Interview mit Allan J. Smith // Präsident und Schatzmeister, Confluence Ballet Co.
Heute sprechen wir mit Allan J. „AJ“ Smith, dem Präsidenten und Schatzmeister der Confluence Ballet Company. Die Kompanie wurde 2021 in Pittsburgh gegründet, strebt aber eine weltweite Präsenz an. Die Mission und die Werte der Kompanie sind Vielfalt und Inklusion – zentrale Grundsätze der Arbeitsweise der Confluence Ballet Company. Die Kompanie ist bestrebt, Werke von höchster Qualität in den Genres Klassik, Neoklassik und Moderne zu produzieren und gleichzeitig ein positives Umfeld zu schaffen, in dem Künstler wachsen, zusammenarbeiten und sich entfalten können.
Heute diskutieren wir die Mission von Unternehmen und Marken, die die traditionelle Denkweise ändern und die professionelle Tanzbranche zu einem gesünderen Umfeld machen möchten, sowie mehr Technologie und Innovation in einem sehr traditionellen Umfeld einsetzen möchten.
Erzählen Sie uns von Ihrem Hintergrund und was Sie in die Ballettbranche gebracht hat?
A. J.: Ich bin als Fan und Förderer der darstellenden Künste aufgewachsen, vor allem dank meiner Mutter, die meine Schwester und mich zu so vielen Aufführungen mitnahm, wie sie sich leisten konnte. Ich stamme aus einer Künstlerfamilie und habe mich als Erwachsener zur Fotografie als meinem bevorzugten Ausdrucksmittel hingezogen gefühlt. Tagsüber arbeite ich in der Technologiebranche, daher sind meine künstlerischen Aktivitäten eine wunderbare Abwechslung. Ich habe sogar für Confluence Ballet fotografiert, wurde gebeten, im Vorstand mitzuarbeiten, habe zugesagt und hier bin ich! Ein wahrer Glücksfall und ein perfektes Beispiel dafür, wie das Leben einen mit unglaublichen Möglichkeiten überraschen kann, die man nie erwartet hätte.

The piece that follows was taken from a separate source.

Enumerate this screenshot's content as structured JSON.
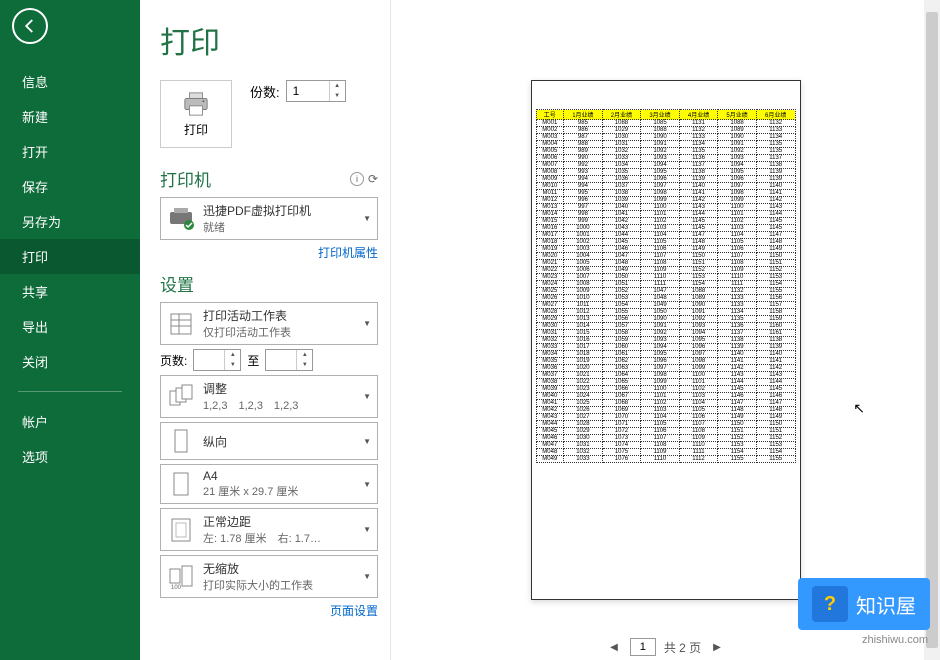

Was denken Sie über die heutige Ballettindustrie in den USA und weltweit?
A. J.: Ich denke, die Ballettbranche steht an einem Wendepunkt. Diese Kunstform ist wunderschön und verdient es, geehrt und bewahrt zu werden. Die Branche, die traditionell und historisch sehr exklusiv war, droht zu verschwinden, wenn sie nicht gemeinsam den Zugang zum Ballett für Tänzer und Publikum gleichermaßen erweitern kann. Wenn die Branche überleben will, muss ihre Führung den Paradigmenwechsel mittragen. Ich sehe viele Belege für diesen dringend notwendigen Wandel, viele Führungspersönlichkeiten, die den Wandel in eine positive Richtung vorantreiben. Ich bin Optimist und glaube fest daran, dass die Ballettbranche dort florieren wird, wo die Kunst die Gesellschaft – die gesamte Gesellschaft – widerspiegeln und respektieren darf.
Glauben Sie, dass sich die professionelle Tanzbranche verändert? Ich frage insbesondere nach der Denkweise, den Standards und der Kultur?

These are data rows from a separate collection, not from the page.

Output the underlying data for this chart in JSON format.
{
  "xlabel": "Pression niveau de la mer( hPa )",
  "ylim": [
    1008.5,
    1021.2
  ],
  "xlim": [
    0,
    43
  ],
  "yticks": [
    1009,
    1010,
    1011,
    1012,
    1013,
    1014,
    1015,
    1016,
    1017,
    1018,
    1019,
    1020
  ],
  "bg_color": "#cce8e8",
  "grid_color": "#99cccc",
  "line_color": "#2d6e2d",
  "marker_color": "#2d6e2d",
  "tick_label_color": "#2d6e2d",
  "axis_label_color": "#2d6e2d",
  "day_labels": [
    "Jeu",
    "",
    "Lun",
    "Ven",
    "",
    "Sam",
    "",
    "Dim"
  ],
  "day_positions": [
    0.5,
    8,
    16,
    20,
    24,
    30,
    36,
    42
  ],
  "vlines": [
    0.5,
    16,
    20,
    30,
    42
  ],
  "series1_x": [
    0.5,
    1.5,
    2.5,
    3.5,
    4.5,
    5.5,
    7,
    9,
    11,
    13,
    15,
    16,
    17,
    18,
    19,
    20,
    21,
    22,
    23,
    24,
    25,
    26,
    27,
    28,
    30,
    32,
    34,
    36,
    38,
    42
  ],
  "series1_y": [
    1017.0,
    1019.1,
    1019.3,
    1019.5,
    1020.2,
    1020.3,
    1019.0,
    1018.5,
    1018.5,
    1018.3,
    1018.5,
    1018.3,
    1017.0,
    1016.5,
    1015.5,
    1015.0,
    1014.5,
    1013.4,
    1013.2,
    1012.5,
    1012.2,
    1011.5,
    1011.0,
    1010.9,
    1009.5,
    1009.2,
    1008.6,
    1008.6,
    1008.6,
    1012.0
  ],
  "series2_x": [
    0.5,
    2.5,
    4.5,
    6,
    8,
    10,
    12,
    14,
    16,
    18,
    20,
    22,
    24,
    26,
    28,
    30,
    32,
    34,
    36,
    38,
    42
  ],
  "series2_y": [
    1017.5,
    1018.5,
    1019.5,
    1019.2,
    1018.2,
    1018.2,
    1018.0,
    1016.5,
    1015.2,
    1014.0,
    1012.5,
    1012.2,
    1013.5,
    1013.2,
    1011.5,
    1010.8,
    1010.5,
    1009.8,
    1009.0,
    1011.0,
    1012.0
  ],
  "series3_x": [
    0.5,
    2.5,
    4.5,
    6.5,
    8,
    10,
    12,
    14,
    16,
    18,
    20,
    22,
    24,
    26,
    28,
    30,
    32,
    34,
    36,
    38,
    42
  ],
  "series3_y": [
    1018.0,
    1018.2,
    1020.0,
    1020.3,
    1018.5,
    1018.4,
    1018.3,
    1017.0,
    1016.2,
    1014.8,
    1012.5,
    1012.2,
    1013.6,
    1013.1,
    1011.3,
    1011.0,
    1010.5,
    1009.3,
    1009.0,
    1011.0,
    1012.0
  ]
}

A. J.: Die Branche verändert sich definitiv, aus existenzieller Notwendigkeit. Ich denke, der steile Wandel wird an den Rändern stattfinden und findet bereits statt. Ich vermute, dass im Kern der professionellen Ballettbranche eine erhebliche Trägheit herrscht. Einige große Kompanien zeigen mutige Führung und entwickeln sich zu Vorreitern des Wandels. Die Wahrheit darüber, was geschehen muss, bereitet vielen Menschen großes Unbehagen. Wir müssen die weißen Männer, die lange Zeit die Machtzentrale in dieser Kunst und Branche bildeten, dezentralisieren. Wir müssen unsere eigenen Annahmen darüber, wer tanzen darf, wer Tanz schaffen darf, wessen Geschichten erzählt werden, wer die Standards setzt und worauf diese Standards basieren, rigoros hinterfragen. Wer sind die Torhüter des Balletts? Ich denke, ein großer Widerstand gegen Veränderungen bei etablierten, hochbudgetierten Kompanien rührt von der Angst her, ihre langjährigen, bewährten Geldgeber zu verprellen, indem sie Veränderungen zu mutig und zu schnell umsetzen. Die visionären Kompanien an den Rändern, die Zugang zu alternativen, progressiven Finanzierungsquellen haben oder sich nicht davor scheuen, diese zu nutzen, sind bereit, den Kulturwandel im Ballett anzuführen. Sie können viel furchtloser agieren.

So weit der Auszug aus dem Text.